Aşağıdaki tabloda, ülkelerin askeri harcamaları ve eğitim harcamalarının, o ülkenin Gayri Safi Milli Hasıla (GSMH)’sına oranı yer alıyor. Oranlar hesaplanırken bazı ülkeler için 2009, bazıları için ise 2008 veya mümkün olan en yakın tarih esas alınmış. GSMH rakamları ABD doları bazında ve “satın alma gücü paritesi” göz önüne alınmaksızın hesaplanmış.

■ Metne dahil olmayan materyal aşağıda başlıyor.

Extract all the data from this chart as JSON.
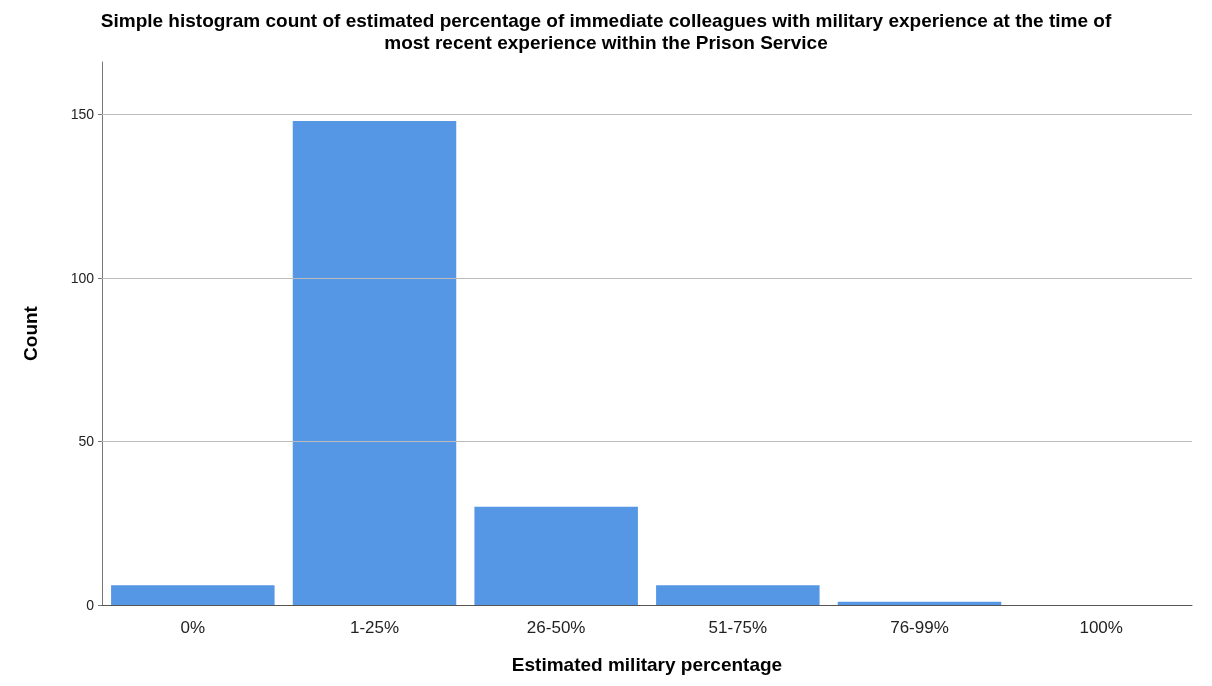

İlk iki sütuna bakıldığında, gelişmiş ülkelerin eğitim için harcadıkları paranın, askeri harcamalar için harcadıklarından oransal olarak çok yüksek olduğunu görüyoruz. Gelişmekte olan ülkelerin askeri harcamaları ise, neredeyse eğitim için ayırdıkları paranın iki katı. Zaten, bu yüzden de geri kalıyorlar ve ülkelerinde gerçek anlamda demokrasiyi yerleştiremiyorlar. Dikkat edilirse, dünyadaki en yüksek askeri harcamayı yapan ABD’de bile, eğitim harcamaları askeri harcamaların üzerinde. Almanya ve Brezilya gibi ülkeler, askeri harcamalarının 3 katı eğitime para ayırıyorlar. Sürekli savaş halinde olan İsrail’de bile eğitim harcamaları askeri harcamalara yakın. Bizim ise, eğitime harcadığımız para, askeri harcamalarımızın neredeyse yarısı kadar.

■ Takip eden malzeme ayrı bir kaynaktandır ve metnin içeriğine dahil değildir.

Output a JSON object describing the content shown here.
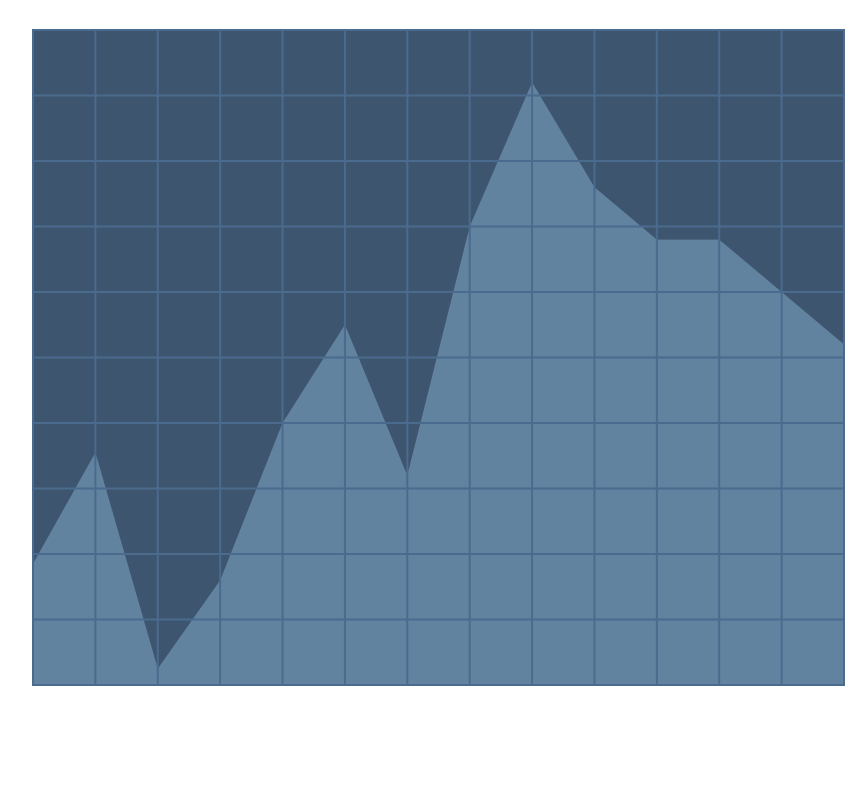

Üçüncü sütundaki “ailelerin gelir dağılımındaki yeri” tablosu hazırlanırken, Lorenz eğrisi esas alınmış. Bu sütundaki rakam (Gini Endeks) küçüldükçe, gelir dağılımı iyileşiyor. “45”in üzerindeki bir gelir dağılımı rakamının, dünya ortalamasından iyi olduğunu söyleyebiliriz. “41” rakamına ulaşan Türkiye’de gelir dağılımının, dünya ortalamasından biraz kötü olduğu anlaşılıyor. Askeri harcamaların yüksek olduğu ülkelerde, genellikle gelir dağılımı da bozuk. Yöneticilerimiz maalesef yıllardır görmek istedikleri rakamlardan bahsederek, bizi yönlendiriyorlar. Gelir dağılımı ve askeri harcamalar onları pek ilgilendirmiyor.

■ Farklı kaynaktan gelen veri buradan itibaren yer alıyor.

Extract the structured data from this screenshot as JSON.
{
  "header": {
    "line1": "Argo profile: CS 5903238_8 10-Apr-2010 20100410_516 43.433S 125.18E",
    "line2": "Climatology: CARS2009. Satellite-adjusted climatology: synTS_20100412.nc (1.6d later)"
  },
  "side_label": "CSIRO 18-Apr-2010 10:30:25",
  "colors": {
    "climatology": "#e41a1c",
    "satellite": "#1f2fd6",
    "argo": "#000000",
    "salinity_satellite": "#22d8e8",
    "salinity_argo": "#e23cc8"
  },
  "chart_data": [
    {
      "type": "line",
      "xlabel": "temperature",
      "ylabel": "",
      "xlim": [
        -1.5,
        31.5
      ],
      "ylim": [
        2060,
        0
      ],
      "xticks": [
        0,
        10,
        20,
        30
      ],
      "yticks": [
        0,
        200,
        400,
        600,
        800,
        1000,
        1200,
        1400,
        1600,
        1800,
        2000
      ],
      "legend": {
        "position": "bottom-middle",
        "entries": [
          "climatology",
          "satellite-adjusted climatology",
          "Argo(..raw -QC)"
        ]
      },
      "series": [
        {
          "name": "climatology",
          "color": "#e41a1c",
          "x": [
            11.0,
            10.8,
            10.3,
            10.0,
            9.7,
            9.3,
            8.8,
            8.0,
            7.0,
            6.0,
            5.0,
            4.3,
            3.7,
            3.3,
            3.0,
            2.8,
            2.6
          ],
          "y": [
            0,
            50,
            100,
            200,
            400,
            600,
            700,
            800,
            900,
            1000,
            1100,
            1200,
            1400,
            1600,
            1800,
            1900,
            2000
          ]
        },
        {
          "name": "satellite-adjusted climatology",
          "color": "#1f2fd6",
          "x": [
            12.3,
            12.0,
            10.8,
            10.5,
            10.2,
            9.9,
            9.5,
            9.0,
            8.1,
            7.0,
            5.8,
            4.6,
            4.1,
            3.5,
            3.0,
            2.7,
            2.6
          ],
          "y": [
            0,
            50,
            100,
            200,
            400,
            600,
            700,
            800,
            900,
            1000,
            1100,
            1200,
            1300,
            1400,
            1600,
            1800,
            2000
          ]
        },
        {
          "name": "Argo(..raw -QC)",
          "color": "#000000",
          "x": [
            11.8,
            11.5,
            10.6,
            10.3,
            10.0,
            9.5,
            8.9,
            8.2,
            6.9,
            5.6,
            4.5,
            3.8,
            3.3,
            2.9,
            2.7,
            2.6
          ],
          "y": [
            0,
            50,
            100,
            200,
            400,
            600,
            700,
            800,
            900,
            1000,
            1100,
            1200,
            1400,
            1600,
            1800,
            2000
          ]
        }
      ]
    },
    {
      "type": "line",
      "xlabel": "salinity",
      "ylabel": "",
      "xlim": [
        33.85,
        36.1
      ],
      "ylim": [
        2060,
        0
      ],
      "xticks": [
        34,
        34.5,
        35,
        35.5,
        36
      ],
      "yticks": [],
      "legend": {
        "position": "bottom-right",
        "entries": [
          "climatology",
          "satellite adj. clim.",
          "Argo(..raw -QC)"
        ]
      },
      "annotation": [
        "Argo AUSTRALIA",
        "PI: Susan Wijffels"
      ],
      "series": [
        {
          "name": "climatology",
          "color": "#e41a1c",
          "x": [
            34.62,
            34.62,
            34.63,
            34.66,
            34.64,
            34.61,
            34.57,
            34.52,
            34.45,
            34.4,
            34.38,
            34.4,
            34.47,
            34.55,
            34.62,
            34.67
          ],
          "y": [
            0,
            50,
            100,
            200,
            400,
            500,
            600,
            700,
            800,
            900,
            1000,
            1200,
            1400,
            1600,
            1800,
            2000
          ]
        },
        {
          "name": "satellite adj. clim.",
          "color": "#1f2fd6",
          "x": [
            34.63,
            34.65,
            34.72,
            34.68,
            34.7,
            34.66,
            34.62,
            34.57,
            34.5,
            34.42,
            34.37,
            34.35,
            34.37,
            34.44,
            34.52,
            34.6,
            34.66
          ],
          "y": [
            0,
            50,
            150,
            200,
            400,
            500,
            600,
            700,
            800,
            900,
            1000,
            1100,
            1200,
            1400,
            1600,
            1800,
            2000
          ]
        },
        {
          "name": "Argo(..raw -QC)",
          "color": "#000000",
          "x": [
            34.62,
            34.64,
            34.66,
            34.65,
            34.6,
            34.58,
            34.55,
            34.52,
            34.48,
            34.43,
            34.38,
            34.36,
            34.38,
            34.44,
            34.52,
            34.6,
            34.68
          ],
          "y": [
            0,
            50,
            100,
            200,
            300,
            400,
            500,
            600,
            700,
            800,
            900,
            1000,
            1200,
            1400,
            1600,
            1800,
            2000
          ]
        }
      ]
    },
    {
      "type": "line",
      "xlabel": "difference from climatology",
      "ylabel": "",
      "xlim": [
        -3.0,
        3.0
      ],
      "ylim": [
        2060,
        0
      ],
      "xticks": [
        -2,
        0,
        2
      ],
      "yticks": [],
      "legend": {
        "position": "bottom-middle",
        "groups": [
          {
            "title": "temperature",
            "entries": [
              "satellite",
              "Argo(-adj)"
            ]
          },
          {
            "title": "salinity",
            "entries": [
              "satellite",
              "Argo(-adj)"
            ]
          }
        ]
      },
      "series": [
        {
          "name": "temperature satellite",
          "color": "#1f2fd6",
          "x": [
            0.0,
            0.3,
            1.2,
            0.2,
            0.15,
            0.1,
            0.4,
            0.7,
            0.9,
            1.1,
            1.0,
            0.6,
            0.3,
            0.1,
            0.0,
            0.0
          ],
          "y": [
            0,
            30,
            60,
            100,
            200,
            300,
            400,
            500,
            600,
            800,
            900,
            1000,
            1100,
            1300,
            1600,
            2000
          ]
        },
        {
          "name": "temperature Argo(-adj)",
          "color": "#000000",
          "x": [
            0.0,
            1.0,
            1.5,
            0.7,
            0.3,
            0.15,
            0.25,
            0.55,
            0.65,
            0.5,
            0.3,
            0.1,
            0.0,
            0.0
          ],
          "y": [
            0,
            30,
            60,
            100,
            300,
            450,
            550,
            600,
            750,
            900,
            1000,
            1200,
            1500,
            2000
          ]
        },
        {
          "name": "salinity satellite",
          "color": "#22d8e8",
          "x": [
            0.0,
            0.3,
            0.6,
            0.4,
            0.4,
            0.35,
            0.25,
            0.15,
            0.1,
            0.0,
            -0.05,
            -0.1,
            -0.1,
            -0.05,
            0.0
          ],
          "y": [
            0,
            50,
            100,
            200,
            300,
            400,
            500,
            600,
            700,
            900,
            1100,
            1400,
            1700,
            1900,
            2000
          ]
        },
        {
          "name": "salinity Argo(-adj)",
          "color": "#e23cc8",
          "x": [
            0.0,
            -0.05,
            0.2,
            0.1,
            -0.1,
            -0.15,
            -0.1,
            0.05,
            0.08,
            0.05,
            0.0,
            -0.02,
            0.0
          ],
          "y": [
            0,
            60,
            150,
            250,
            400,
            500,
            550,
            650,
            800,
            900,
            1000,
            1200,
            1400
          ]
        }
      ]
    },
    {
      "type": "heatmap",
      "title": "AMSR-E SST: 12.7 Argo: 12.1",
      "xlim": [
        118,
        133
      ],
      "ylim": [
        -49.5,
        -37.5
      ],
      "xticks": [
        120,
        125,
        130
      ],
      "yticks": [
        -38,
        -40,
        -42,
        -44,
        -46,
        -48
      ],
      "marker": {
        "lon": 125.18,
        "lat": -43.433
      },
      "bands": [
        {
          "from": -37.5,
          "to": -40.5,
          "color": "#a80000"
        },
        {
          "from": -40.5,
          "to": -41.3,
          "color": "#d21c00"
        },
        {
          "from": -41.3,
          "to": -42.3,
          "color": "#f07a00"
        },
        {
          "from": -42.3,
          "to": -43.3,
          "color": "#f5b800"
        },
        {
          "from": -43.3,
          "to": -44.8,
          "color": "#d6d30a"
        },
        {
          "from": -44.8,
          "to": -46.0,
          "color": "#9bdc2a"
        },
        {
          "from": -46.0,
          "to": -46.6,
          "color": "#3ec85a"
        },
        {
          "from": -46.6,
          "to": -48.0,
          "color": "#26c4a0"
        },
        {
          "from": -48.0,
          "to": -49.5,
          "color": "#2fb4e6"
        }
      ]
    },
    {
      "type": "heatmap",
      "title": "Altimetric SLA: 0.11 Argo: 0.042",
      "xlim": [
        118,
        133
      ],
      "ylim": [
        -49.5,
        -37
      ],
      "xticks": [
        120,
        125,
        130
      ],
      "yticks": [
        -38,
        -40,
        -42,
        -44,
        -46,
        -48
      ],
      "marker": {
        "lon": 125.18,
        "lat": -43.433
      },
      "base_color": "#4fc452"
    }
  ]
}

Dördüncü sütundaki ülkelerin nüfus artış hızı, doğum-ölüm farkı alınıp bu rakama ülkeye giren göçmenler eklenerek hesaplanmış. Yani, asgari 3 çocuk yapmakla iş bitmiyor; nüfus göçünü de kontrol altında tutmak gerek. Gelişmiş ülkelerde “Göçmen Bakanlığı” bu yüzden oluşturulmuş. Bu sütundaki “gerçek nüfus artış hızı”, ülkelerin büyüme rakamını doğrudan etkiliyor; nüfus artış hızı kadar yıllık büyüme rakamı düşüyor. Yine görülüyor ki, genellikle nüfusu hızlı artan ülkelerde, eğitim harcamalarının askeri harcamalara oranı düşüyor. Geri kalmışlık kısır döngüsü bu yüzden kırılamıyor.